On Tuesday, Professor Richard K. Hulbert was unable to operate the video he had planned to show his class on the mating habits of birds. Without a back-up plan and desperate to save face, Simmons instead used the remaining 75 minutes of class time “preparing students for their research paper” by demonstrating internet search tools they already understood and forcing them to “discuss potential research questions” with their peers.

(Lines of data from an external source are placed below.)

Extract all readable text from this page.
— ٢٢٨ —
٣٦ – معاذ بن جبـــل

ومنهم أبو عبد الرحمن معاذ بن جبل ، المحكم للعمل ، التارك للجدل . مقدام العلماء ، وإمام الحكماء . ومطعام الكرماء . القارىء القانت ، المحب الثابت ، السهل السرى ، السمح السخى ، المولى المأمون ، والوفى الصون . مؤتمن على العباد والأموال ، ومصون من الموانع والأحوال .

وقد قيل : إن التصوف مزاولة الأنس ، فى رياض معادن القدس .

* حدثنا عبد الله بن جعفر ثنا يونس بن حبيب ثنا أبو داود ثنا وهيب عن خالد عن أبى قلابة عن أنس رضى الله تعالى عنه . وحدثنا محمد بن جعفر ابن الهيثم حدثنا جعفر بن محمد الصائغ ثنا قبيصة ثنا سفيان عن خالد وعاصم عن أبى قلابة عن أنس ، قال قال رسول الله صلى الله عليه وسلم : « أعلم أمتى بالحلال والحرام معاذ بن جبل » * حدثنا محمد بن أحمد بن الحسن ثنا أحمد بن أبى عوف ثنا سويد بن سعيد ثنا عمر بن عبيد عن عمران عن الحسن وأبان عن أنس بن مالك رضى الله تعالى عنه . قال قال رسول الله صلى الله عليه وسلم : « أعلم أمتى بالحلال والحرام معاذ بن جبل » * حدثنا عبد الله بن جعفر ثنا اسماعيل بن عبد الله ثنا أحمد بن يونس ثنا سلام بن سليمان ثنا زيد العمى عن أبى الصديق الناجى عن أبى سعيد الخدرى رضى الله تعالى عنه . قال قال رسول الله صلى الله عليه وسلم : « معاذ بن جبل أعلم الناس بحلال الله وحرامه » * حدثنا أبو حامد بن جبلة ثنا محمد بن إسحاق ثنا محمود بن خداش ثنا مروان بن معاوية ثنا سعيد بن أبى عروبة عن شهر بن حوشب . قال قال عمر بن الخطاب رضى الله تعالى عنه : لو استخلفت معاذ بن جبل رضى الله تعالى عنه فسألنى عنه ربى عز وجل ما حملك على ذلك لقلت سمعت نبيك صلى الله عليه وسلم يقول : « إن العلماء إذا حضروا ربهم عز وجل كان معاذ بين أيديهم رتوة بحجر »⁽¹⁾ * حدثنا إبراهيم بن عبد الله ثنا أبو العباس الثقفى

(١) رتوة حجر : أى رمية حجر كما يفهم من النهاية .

“Well, I couldn’t just let them go,” said Hulbert. “Sure, I had no viable back-up plan and was just bullshitting the whole time, but I had to make sure they spent enough time not paying attention to me in that lecture hall to validate myself and my subject. It all comes back to my deep-seated insecurity that my students don’t actually care about the birds of the Midwest, are just taking the class as a breadth credit, and ultimately my life’s work will turn out to be meaningless.”
Asked what they thought of the lecture, student Ashleigh Fletcher-Gonzalez called it “pointless” and “infuriating,” student Rae Bradford added “cringey,” and student Marcus Wong was ambivalent, suggesting it was “not less interesting than my usual nap - I mean, lecture.”
Hulbert found the students’ attitudes rather ungrateful.
“I do know they’re busy,” he said, “and I know it was maybe not the most exciting lecture. That’s why I let them go a full five minutes early today.”